The month of December was easily the hardest month I faced since starting my job. I had very little time off and being new and signed off of training, I was the first to be mandated for overtime. I didn't handle the first half of the month well and I still fumbled through the last half. I realized just how much I need Jesus to do this job. The way He designed me, the job tears into me in every way, physically, mentally, and emotionally. Without my faith in Jesus, I'd have to quit because I wouldn't be able to handle it. Jesus is the only way I can do the job so why am I giving so much of myself to the job and so little to Jesus? Why am I holding myself to such high standards at work and very low standards when it comes to my relationship with Jesus? Because I am trying to attain something that I cannot measure up to on my own. I am giving of myself to my job because I cannot meet the standards of God when it comes to my relationship with Him. That's why I, we, need Jesus. This realization is not that I shouldn't be more willing to choose to spend time with Jesus, it's that I can't control my salvation. Doing better doesn't make me more saved. Not doing well doesn't make me less saved. Believing in Jesus as the Son of God who died for my sins and rose again for my redemption, is what saved me, you.
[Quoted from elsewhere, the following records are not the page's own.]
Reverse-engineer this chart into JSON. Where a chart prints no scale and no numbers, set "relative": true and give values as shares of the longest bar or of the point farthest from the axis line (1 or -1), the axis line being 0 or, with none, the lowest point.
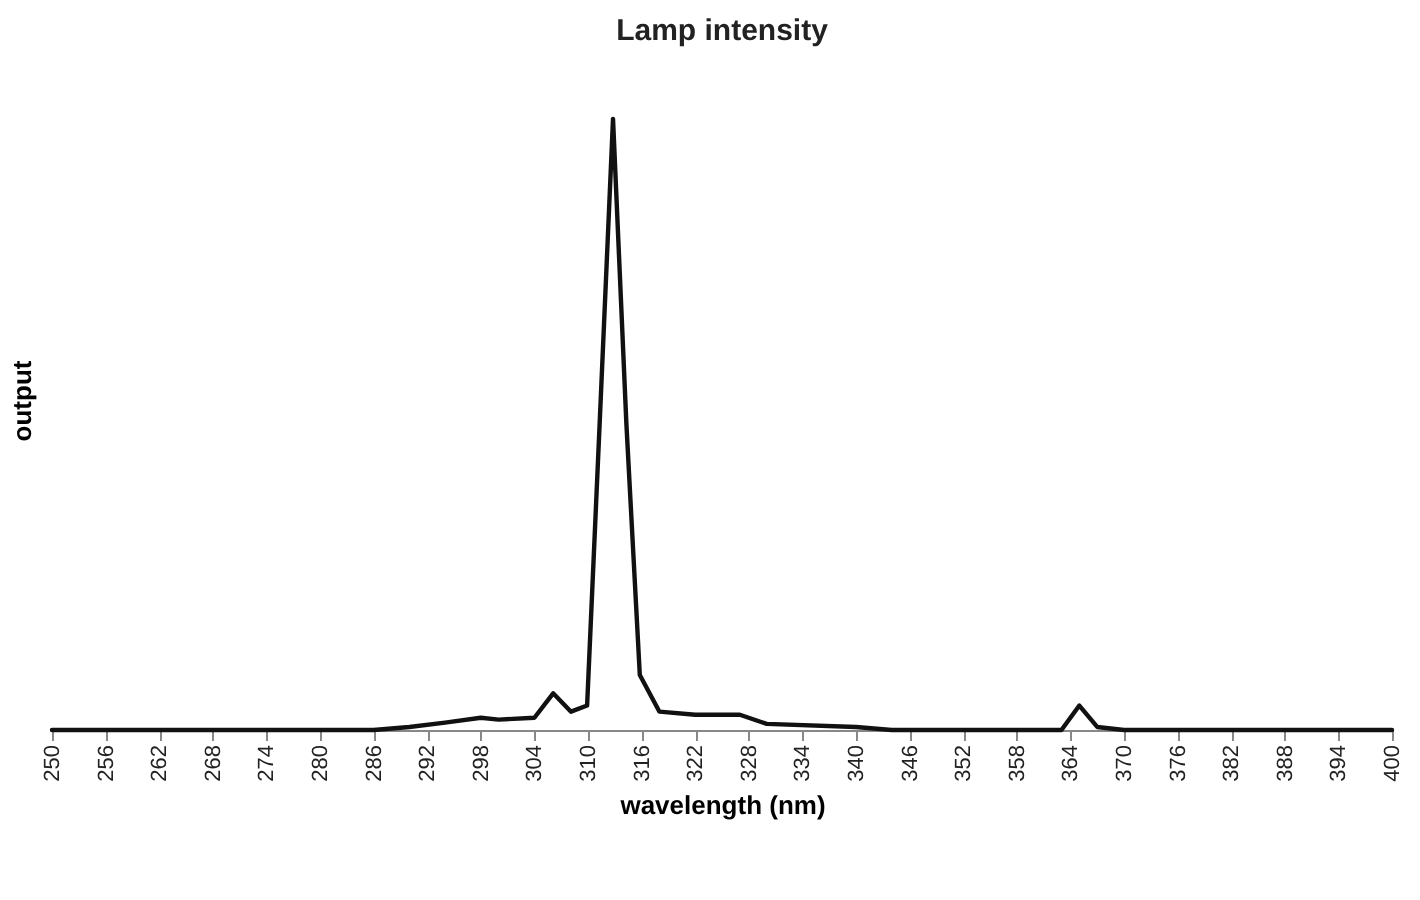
{
  "chart_data": {
    "type": "line",
    "title": "Lamp intensity",
    "xlabel": "wavelength (nm)",
    "ylabel": "output",
    "relative": true,
    "x": [
      250,
      286,
      290,
      294,
      298,
      300,
      304,
      306.1,
      308.1,
      309.9,
      311.3,
      312.8,
      314.3,
      315.8,
      318,
      322,
      327,
      330,
      340,
      344,
      363,
      365,
      367,
      370,
      400
    ],
    "series": [
      {
        "color": "#111111",
        "values": [
          0,
          0,
          0.005,
          0.012,
          0.02,
          0.017,
          0.02,
          0.06,
          0.03,
          0.04,
          0.5,
          1,
          0.5,
          0.09,
          0.03,
          0.025,
          0.025,
          0.01,
          0.005,
          0,
          0,
          0.04,
          0.005,
          0,
          0
        ]
      }
    ],
    "xlim": [
      250,
      400
    ],
    "xticks": [
      250,
      256,
      262,
      268,
      274,
      280,
      286,
      292,
      298,
      304,
      310,
      316,
      322,
      328,
      334,
      340,
      346,
      352,
      358,
      364,
      370,
      376,
      382,
      388,
      394,
      400
    ],
    "grid": false,
    "marker": "none",
    "line_style": "solid"
  }
}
I can continue to run around and exhaust myself trying to "be better." Or I can choose to sit with Jesus in the realization that without Him, I'll never measure up. Without Him, I'd be dead. I'm not explaining very well the thought process I've had as I've written this post. And that's going to be okay this time. I'll end with this: Jesus doesn't care how much time I spend with Him, He cares that I spend time with Him. I've been avoiding doing that because I put a limit on how much time I wanted to spend with Him. I've been holding myself to high standards in other places because I can't meet God's on my own and it was driving me crazy. I haven't slowed down long enough to recognize that until now. God is always speaking. With this fallen world, there is always noise that can distract us from listening. Sometimes, all we need to do is take a moment and be still. Just be aware, that moment might be at 4am some morning on your day off. :) It's totally worth it though.